REPUBLIKA.CO.ID, SERANG--Masalah lambannya pembangunan infrastruktur tidak hanya sekadar soal pembebasan lahan. Namun kendala pembiayaan menjadi salah satu persoalan pelik yang harus diselesaikan pemerintah.
Ketua Himpunan Pengusaha Muda Indonesia (Hipmi), Silmi Karim, menilai, pemerintah harus memiliki terobosan lain untuk mendorong kurangnya pembiyaan dalam pembangunan infrastruktur.
Pola Kerja Public Private Patnership (PPP) atau Kerjasama Pemerintah dan Swasta (KPS) belum cukup untuk menutupi kekurangan anggaran tersebut. Salah satu langka maju itu, menurut Silmi, yakni dengan menerbitkan obligasi (surat utang) infrastruktur.

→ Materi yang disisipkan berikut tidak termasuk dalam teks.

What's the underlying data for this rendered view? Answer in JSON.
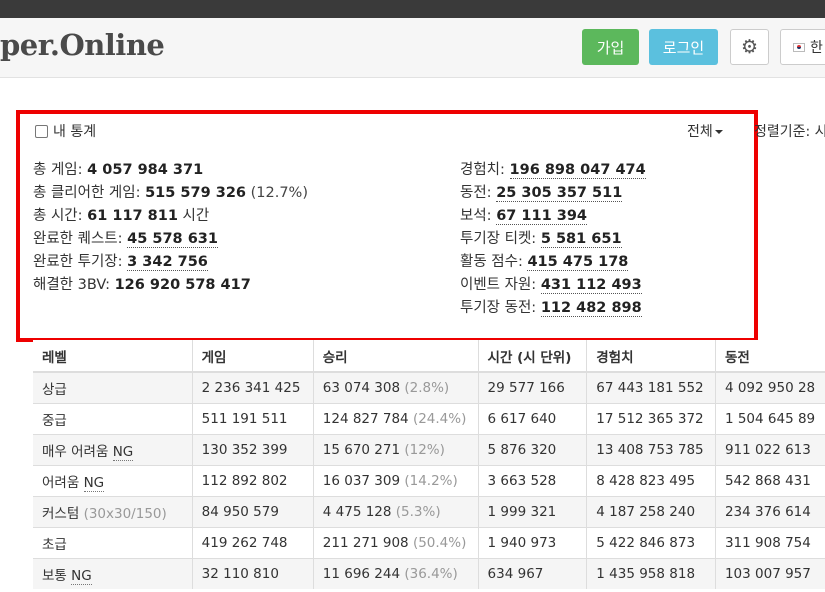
{
  "header": {
    "logo": "per.Online",
    "signup_label": "가입",
    "login_label": "로그인",
    "lang_label": "한",
    "settings_icon": "gear-icon",
    "colors": {
      "signup": "#5cb85c",
      "login": "#5bc0de",
      "highlight_border": "#ee0000"
    }
  },
  "stats": {
    "my_stats_label": "내 통계",
    "filter_label": "전체",
    "sort_label": "정렬기준: 시",
    "left": [
      {
        "label": "총 게임: ",
        "value": "4 057 984 371",
        "extra": ""
      },
      {
        "label": "총 클리어한 게임: ",
        "value": "515 579 326",
        "extra": " (12.7%)"
      },
      {
        "label": "총 시간: ",
        "value": "61 117 811",
        "extra": " 시간"
      },
      {
        "label": "완료한 퀘스트: ",
        "value": "45 578 631",
        "extra": ""
      },
      {
        "label": "완료한 투기장: ",
        "value": "3 342 756",
        "extra": ""
      },
      {
        "label": "해결한 3BV: ",
        "value": "126 920 578 417",
        "extra": ""
      }
    ],
    "right": [
      {
        "label": "경험치: ",
        "value": "196 898 047 474"
      },
      {
        "label": "동전: ",
        "value": "25 305 357 511"
      },
      {
        "label": "보석: ",
        "value": "67 111 394"
      },
      {
        "label": "투기장 티켓: ",
        "value": "5 581 651"
      },
      {
        "label": "활동 점수: ",
        "value": "415 475 178"
      },
      {
        "label": "이벤트 자원: ",
        "value": "431 112 493"
      },
      {
        "label": "투기장 동전: ",
        "value": "112 482 898"
      }
    ]
  },
  "table": {
    "headers": [
      "레벨",
      "게임",
      "승리",
      "시간 (시 단위)",
      "경험치",
      "동전"
    ],
    "rows": [
      {
        "level": "상급",
        "suffix": "",
        "games": "2 236 341 425",
        "wins": "63 074 308",
        "pct": " (2.8%)",
        "time": "29 577 166",
        "exp": "67 443 181 552",
        "coins": "4 092 950 28"
      },
      {
        "level": "중급",
        "suffix": "",
        "games": "511 191 511",
        "wins": "124 827 784",
        "pct": " (24.4%)",
        "time": "6 617 640",
        "exp": "17 512 365 372",
        "coins": "1 504 645 89"
      },
      {
        "level": "매우 어려움 ",
        "suffix": "NG",
        "games": "130 352 399",
        "wins": "15 670 271",
        "pct": " (12%)",
        "time": "5 876 320",
        "exp": "13 408 753 785",
        "coins": "911 022 613"
      },
      {
        "level": "어려움 ",
        "suffix": "NG",
        "games": "112 892 802",
        "wins": "16 037 309",
        "pct": " (14.2%)",
        "time": "3 663 528",
        "exp": "8 428 823 495",
        "coins": "542 868 431"
      },
      {
        "level": "커스텀 ",
        "suffix": "(30x30/150)",
        "games": "84 950 579",
        "wins": "4 475 128",
        "pct": " (5.3%)",
        "time": "1 999 321",
        "exp": "4 187 258 240",
        "coins": "234 376 614"
      },
      {
        "level": "초급",
        "suffix": "",
        "games": "419 262 748",
        "wins": "211 271 908",
        "pct": " (50.4%)",
        "time": "1 940 973",
        "exp": "5 422 846 873",
        "coins": "311 908 754"
      },
      {
        "level": "보통 ",
        "suffix": "NG",
        "games": "32 110 810",
        "wins": "11 696 244",
        "pct": " (36.4%)",
        "time": "634 967",
        "exp": "1 435 958 818",
        "coins": "103 007 957"
      }
    ]
  }
}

"Bentuknya dapat seperti Obligasi Ritel Indonesia (ORI) khusus infrastruktur dengan yield rendah dan melihat resiko yang ditimbulkan, jadi masyarakat bisa beli surat utang itu," ujar Silmi saat diskusi dengan Forum Wartawan Keuangan dan Moneter (Forkem) tentang pembangunan Infrastruktur, di Anyer, Banten, Sabtu (31/7).
Penerbitan ini, lanjut Silmi, juga untuk mengatasi masalah keterbatasan pembiyaan yang diberikan oleh perbankan karena terbatasnya tenor. "Tapi ini bolanya ada pemerintah karena sekarang investor tengah menunggu, masalahnya kini ada hambatan di Kemenkeu,terangnya.

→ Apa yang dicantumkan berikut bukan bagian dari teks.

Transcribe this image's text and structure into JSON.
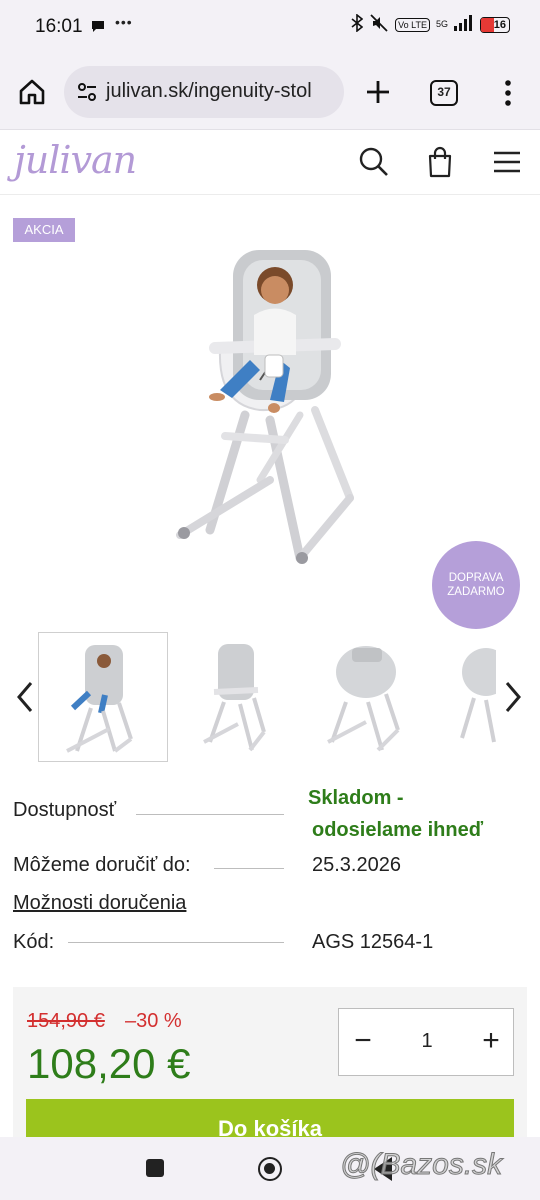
{
  "status_bar": {
    "time": "16:01",
    "more": "•••",
    "volte": "Vo LTE",
    "network": "5G",
    "battery": "16"
  },
  "browser": {
    "url": "julivan.sk/ingenuity-stol",
    "tab_count": "37"
  },
  "site": {
    "logo": "julivan",
    "brand_color": "#b39ad6"
  },
  "product": {
    "sale_badge": "AKCIA",
    "shipping_badge_line1": "DOPRAVA",
    "shipping_badge_line2": "ZADARMO"
  },
  "info": {
    "availability_label": "Dostupnosť",
    "availability_line1": "Skladom -",
    "availability_line2": "odosielame ihneď",
    "delivery_label": "Môžeme doručiť do:",
    "delivery_date": "25.3.2026",
    "delivery_options_link": "Možnosti doručenia",
    "code_label": "Kód:",
    "code_value": "AGS 12564-1"
  },
  "pricing": {
    "old_price": "154,90 €",
    "discount": "–30 %",
    "price": "108,20 €",
    "quantity": "1",
    "minus": "−",
    "plus": "+",
    "add_to_cart": "Do košíka",
    "price_color": "#2e7d1a",
    "discount_color": "#d32f2f",
    "button_color": "#9bc41d"
  },
  "watermark": "@(Bazos.sk"
}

Pada kesempatan yang sama Menteri Pekerjaan Umum DJoko Kirmanto mengakui anggaran pemerintah masih jauh dari cukup. Dia mengungkapkan, total kebutuhan investasi infrastruktur di Kementerian Pekerjaan Umum dan Permukiman tahun 2010 sampai 2014 sebesar Rp 689 triliun. Namun pemerintah hanya mampu menyediakan dana sebesar Rp 268,805 triliun.
Sisa kekurangannya diharapkan dari anggaran belanja di daerah sebesar Rp 246,825 triliun. Kemudian ditutupi melalui pola KPS sebesar Rp 167,088 triliun antara lain untuk jalan tol prasarana air bersih, air baku, dan persampahan.
Khusus jalan tol, lanjut Djoko, pemerintah menargetkan akan membangun 19 ruas sepanjang 800 kilometer pada 2010 sampai 2014. Sebanyak 82 kilometer dilaksanakan oleh pemerintah dan 718 dilaksanakan oleh swasta.